Assignment number eight asserts error in charging the jury as follows:
“In determining this question of negligence the jury may take into consideration the nature and character of the sale advertised, the size and dimension of the entrance or area way leading into the store, *828 the number and size of the show windows, and their proximity to the entrance, the number of people congregating within such area way and in front of the premises, their conduct and demeanor, whether the defendant knew or by the exercise of reasonable care could have known of their presence and their conduct, the methods followed by the defendant in admitting them to the store and all other facts and circumstances in evidence bearing upon that question.
“If the jury find from a preponderance of the evidence that the defendant was negligent in the manner in which he maintained such premises for the purposes of such sale, that is, if you so find that the defendant failed to exercise such care as an ordinarily careful and prudent person would have exercised under the same circumstances, and you further find that such negligence was the direct and proximate cause of the breaking of the show window and the resulting injuries to the plaintiff, then your verdict should be for the plaintiff.”
The defendant asserts that, in view of the refusal to instruct as requested in defendant’s requested instruction number -five, the jury under the charge given could find against the defendant upon any theory, even though not included in the charges in the declarations.
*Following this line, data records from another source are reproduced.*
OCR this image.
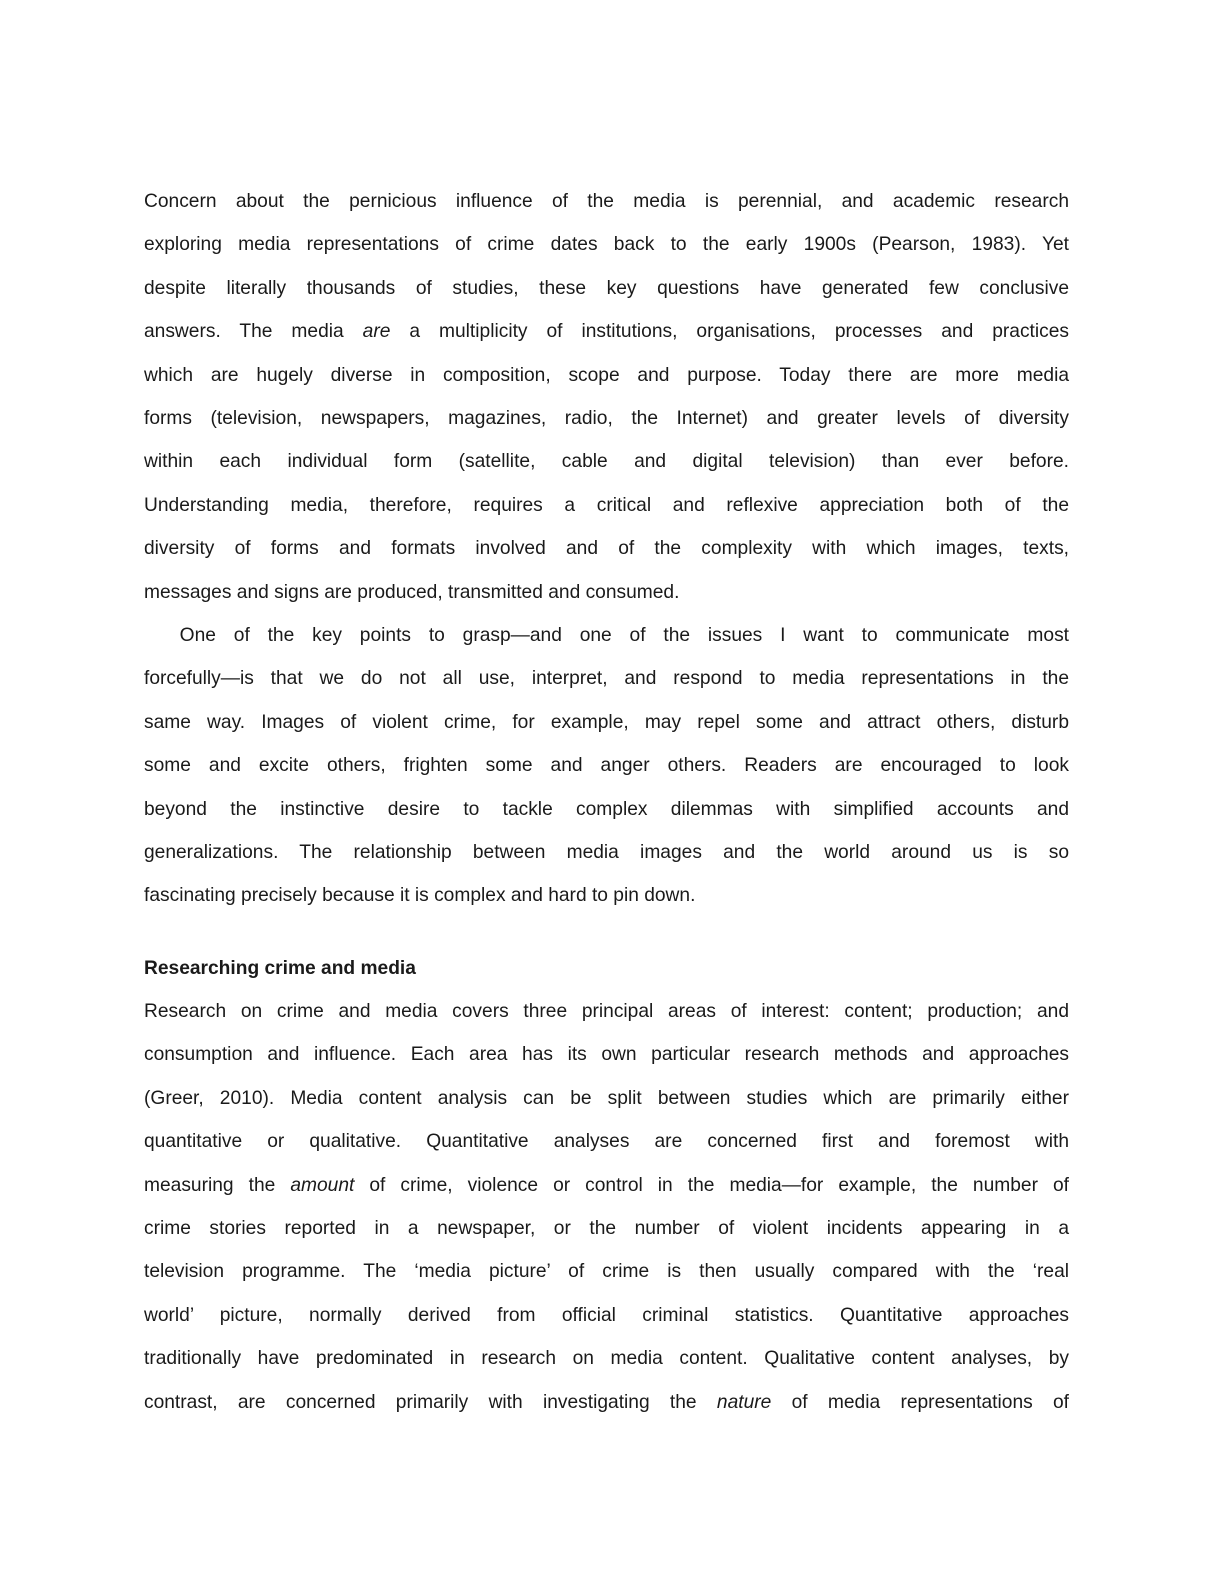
Concern about the pernicious influence of the media is perennial, and academic research
exploring media representations of crime dates back to the early 1900s (Pearson, 1983). Yet
despite literally thousands of studies, these key questions have generated few conclusive
answers. The media are a multiplicity of institutions, organisations, processes and practices
which are hugely diverse in composition, scope and purpose. Today there are more media
forms (television, newspapers, magazines, radio, the Internet) and greater levels of diversity
within each individual form (satellite, cable and digital television) than ever before.
Understanding media, therefore, requires a critical and reflexive appreciation both of the
diversity of forms and formats involved and of the complexity with which images, texts,
messages and signs are produced, transmitted and consumed.
One of the key points to grasp—and one of the issues I want to communicate most
forcefully—is that we do not all use, interpret, and respond to media representations in the
same way. Images of violent crime, for example, may repel some and attract others, disturb
some and excite others, frighten some and anger others. Readers are encouraged to look
beyond the instinctive desire to tackle complex dilemmas with simplified accounts and
generalizations. The relationship between media images and the world around us is so
fascinating precisely because it is complex and hard to pin down.
Researching crime and media
Research on crime and media covers three principal areas of interest: content; production; and
consumption and influence. Each area has its own particular research methods and approaches
(Greer, 2010). Media content analysis can be split between studies which are primarily either
quantitative or qualitative. Quantitative analyses are concerned first and foremost with
measuring the amount of crime, violence or control in the media—for example, the number of
crime stories reported in a newspaper, or the number of violent incidents appearing in a
television programme. The ‘media picture’ of crime is then usually compared with the ‘real
world’ picture, normally derived from official criminal statistics. Quantitative approaches
traditionally have predominated in research on media content. Qualitative content analyses, by
contrast, are concerned primarily with investigating the nature of media representations of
Defendant particularly complains that that portion of the charge telling the jury that if they find the defendant negligent “in the manner in which he maintained such premises for the purposes of such sale,” was calculated to lead the jury to believe that they could consider the question whether the windows were safely or properly constructed, or whether, after construction, they had been maintained in reasonably safe condition. We think this position not well taken, and, on the contrary, that the jury from the phrase “maintained such premises for the purposes of such sale” taken in connection with the rest of the instruction, must properly have understood that the court meant maintaining the premises without barricades or warnings or control of the crowd at the sale. A comparison of the instruction complained of with the charges in the declarations as above set forth discloses, in our view, that it is not too broad. We think it properly stated the law applicable to the evidence for the plaintiffs.
In each of the cases, therefore, .the judgment of the trial court is affirmed.